In their last five games, the Nationals have scored either >8 runs or <1. At least today, they were able to score without any hits from Bryce Harper. Even without hitting, Harper contributed to the offense in a very underrated way. The Nats walked five times today, which led to two runs scored. Before today, the Nats were averaging just 2.65 walks per game. Davey Johnson preaches aggressiveness at the plate, which can be good, but getting on base is a critical part of any offense. Today was just another flash of what the Nationals are capable of, although it was a bad flash for Drew Storen. Even Taylor Jordan pitched well, allowing just two runs in 5.2 innings and falling just short of getting a quality start in his second career start. Games like today, with timely hitting and good response to adversity, are why the Nationals can still make the playoffs.

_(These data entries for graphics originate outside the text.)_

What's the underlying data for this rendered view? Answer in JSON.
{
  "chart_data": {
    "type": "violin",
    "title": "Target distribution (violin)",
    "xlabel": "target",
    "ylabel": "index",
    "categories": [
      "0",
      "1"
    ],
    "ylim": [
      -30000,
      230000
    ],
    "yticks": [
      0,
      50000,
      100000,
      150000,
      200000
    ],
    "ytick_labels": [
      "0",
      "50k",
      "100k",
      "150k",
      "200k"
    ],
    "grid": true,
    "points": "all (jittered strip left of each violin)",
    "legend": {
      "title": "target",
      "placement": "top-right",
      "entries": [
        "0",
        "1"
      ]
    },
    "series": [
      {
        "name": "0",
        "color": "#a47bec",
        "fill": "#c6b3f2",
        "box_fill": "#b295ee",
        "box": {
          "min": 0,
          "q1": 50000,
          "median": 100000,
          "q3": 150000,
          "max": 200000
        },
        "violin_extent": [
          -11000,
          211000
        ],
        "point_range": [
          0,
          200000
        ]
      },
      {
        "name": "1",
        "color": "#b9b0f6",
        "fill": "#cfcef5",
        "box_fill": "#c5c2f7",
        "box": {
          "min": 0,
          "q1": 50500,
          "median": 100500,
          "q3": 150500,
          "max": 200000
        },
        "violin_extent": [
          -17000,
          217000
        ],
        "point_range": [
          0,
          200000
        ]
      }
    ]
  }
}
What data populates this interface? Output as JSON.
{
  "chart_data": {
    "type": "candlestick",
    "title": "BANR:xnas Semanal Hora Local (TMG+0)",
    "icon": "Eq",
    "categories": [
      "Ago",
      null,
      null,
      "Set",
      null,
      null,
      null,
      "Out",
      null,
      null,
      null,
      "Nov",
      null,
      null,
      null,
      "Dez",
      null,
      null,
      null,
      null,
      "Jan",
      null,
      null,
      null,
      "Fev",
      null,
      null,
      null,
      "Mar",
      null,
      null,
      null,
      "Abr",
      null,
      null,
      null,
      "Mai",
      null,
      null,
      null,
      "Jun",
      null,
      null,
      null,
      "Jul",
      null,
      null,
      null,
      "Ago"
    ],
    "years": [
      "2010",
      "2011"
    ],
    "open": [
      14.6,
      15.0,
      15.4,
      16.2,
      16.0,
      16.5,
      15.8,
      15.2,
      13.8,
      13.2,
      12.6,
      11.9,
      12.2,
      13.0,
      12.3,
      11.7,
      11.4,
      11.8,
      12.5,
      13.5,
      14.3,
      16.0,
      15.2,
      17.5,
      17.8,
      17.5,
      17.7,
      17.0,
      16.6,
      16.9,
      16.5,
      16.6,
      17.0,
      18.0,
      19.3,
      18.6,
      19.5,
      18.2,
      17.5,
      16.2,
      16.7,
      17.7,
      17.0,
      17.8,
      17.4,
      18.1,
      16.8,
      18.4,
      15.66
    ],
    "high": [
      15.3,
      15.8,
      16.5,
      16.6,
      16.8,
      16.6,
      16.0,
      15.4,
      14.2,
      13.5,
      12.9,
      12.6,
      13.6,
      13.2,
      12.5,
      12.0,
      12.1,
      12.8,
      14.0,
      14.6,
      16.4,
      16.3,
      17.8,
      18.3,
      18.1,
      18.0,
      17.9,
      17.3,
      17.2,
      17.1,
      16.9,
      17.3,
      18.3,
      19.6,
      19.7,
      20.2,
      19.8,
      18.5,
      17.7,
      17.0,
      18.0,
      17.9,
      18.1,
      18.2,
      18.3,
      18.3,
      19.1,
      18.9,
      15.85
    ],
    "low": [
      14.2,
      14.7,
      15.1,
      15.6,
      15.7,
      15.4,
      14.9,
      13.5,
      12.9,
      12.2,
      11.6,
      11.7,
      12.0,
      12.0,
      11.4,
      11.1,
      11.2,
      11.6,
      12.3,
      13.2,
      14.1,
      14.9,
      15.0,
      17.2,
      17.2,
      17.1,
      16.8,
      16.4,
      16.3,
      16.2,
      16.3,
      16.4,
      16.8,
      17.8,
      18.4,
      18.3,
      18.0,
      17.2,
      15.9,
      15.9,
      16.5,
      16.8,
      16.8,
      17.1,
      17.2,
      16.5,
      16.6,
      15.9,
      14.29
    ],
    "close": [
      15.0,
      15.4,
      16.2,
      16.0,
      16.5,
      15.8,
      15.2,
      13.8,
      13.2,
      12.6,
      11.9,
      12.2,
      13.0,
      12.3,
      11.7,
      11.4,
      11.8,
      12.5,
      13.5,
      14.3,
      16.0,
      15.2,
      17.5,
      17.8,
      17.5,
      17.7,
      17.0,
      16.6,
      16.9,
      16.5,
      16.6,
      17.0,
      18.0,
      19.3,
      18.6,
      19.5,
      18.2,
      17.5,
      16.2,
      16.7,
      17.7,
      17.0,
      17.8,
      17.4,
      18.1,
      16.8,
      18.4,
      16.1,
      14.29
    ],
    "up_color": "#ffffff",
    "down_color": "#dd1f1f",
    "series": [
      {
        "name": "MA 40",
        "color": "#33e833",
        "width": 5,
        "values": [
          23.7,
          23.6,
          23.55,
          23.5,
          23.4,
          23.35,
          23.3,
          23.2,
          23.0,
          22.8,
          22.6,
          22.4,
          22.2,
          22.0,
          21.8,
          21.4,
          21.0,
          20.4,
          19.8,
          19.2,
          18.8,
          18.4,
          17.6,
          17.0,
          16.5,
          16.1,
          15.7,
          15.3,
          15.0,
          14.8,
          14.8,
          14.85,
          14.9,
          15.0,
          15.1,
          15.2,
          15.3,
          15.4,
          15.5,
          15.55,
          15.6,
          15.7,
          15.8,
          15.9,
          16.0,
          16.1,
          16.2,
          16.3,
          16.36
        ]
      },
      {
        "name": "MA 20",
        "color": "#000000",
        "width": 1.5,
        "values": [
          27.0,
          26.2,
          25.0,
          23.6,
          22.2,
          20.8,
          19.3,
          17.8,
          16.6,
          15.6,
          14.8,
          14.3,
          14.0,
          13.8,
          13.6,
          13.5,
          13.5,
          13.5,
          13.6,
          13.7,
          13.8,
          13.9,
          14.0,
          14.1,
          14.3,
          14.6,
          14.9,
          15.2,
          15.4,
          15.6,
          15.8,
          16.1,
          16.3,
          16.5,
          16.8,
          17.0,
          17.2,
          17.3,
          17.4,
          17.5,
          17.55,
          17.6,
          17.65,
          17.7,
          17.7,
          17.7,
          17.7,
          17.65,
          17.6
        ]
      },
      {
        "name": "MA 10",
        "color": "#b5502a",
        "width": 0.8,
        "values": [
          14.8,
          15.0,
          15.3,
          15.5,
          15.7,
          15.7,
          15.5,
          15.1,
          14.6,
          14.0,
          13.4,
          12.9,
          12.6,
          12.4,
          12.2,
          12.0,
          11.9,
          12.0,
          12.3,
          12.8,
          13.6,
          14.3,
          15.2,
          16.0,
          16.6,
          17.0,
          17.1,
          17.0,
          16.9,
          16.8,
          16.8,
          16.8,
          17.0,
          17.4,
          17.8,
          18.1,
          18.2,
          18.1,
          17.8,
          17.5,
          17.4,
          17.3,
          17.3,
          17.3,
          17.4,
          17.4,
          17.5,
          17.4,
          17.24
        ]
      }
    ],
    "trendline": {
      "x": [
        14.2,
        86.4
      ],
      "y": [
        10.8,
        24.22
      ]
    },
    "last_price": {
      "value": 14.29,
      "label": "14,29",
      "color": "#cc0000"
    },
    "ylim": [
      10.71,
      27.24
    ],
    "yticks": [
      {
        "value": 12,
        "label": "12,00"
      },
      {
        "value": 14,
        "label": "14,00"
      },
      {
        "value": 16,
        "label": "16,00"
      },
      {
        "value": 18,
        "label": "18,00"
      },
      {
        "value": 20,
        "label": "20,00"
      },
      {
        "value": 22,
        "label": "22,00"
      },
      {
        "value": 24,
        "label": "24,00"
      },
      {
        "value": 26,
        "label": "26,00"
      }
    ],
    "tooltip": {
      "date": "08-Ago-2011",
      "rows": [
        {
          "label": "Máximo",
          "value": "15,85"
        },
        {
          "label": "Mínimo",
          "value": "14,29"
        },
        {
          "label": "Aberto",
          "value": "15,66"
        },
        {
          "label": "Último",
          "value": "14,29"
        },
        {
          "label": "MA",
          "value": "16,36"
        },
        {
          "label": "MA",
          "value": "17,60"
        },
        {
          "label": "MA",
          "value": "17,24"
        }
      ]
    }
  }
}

Games like yesterday are why they’re just one game over .500.

Jul 4, 2013; Washington, DC, USA; Washington Nationals catcher Wilson Ramos (40) takes a curtain call after hitting a home run in the eighth inning against the Milwaukee Brewers at Nationals Park. Mandatory Credit: Evan Habeeb-USA TODAY Sports

Most Important Nationals Hit: Wilson Ramos‘ three-run homer (+36.8%)

Much like Harper, Ramos came back from the DL in a big way, and his day was definitely the better of the two. After Storen allowed three runs in the top of the seventh to tie the game at 5, Ramos came to the plate with two runners on (one via the walk!) and sent Brandon Kintzler‘s pitch deep to left and over the Milwaukee bullpen. His bat has the potential to be great, which is why it’s so critical to have him healthy, as he has been for just 15 games this season.

Most Important Nationals Pitch: Carlos Gomez‘s two-run home run (-30.1%)

After Storen allowed a solo homer to Yuniesky Betancourt with one out in the seventh the seventh, the stadium tensed up. The memory of him breaking the scoreless tie and allowing four runs two days ago was still fresh, and fans (unfairly) still don’t trust him since Game 5 of the NLDS. He deserves the fans’ confidence in him, but when he doesn’t have it, he can lose confidence in himself fast, and he did. Even after recording a strikeout to put him one out away from getting out of the inning, he allowed a single and Gomez’s bomb to tie the game, eliciting heavy boos.

Champ of the Game: Ramos (+43.4%) had a career game, going 3-4 with five RBIs and a run scored. Assuming he has fully healed from the hamstring that torpedoed the first half of his season, he will be a force in the Nationals’ lineup for the rest of the season. For the Brewers, Gomez (+30.7%) was 2-4 with two runs scored and two RBI. He would have come to the plate with two on and one out in the ninth, but was pulled in a double switch in the seventh. Thanks, Ron Roenicke.

Chump of the Game: Storen (-32.3%) allowed three runs on three hits in one inning. He has allowed seven runs (five earned) in his past two outings, prompting some to say he has “lost it” and should be traded or demoted, but where were those people when he was scoreless in 16 of his previous 17 outings? Kintzler (-39.3%) allowed two runs on a hit and a walk, including Ramos’ homer. The third runner was allowed by ex-Nat Tom Gorzelanny, who Kintzler replaced.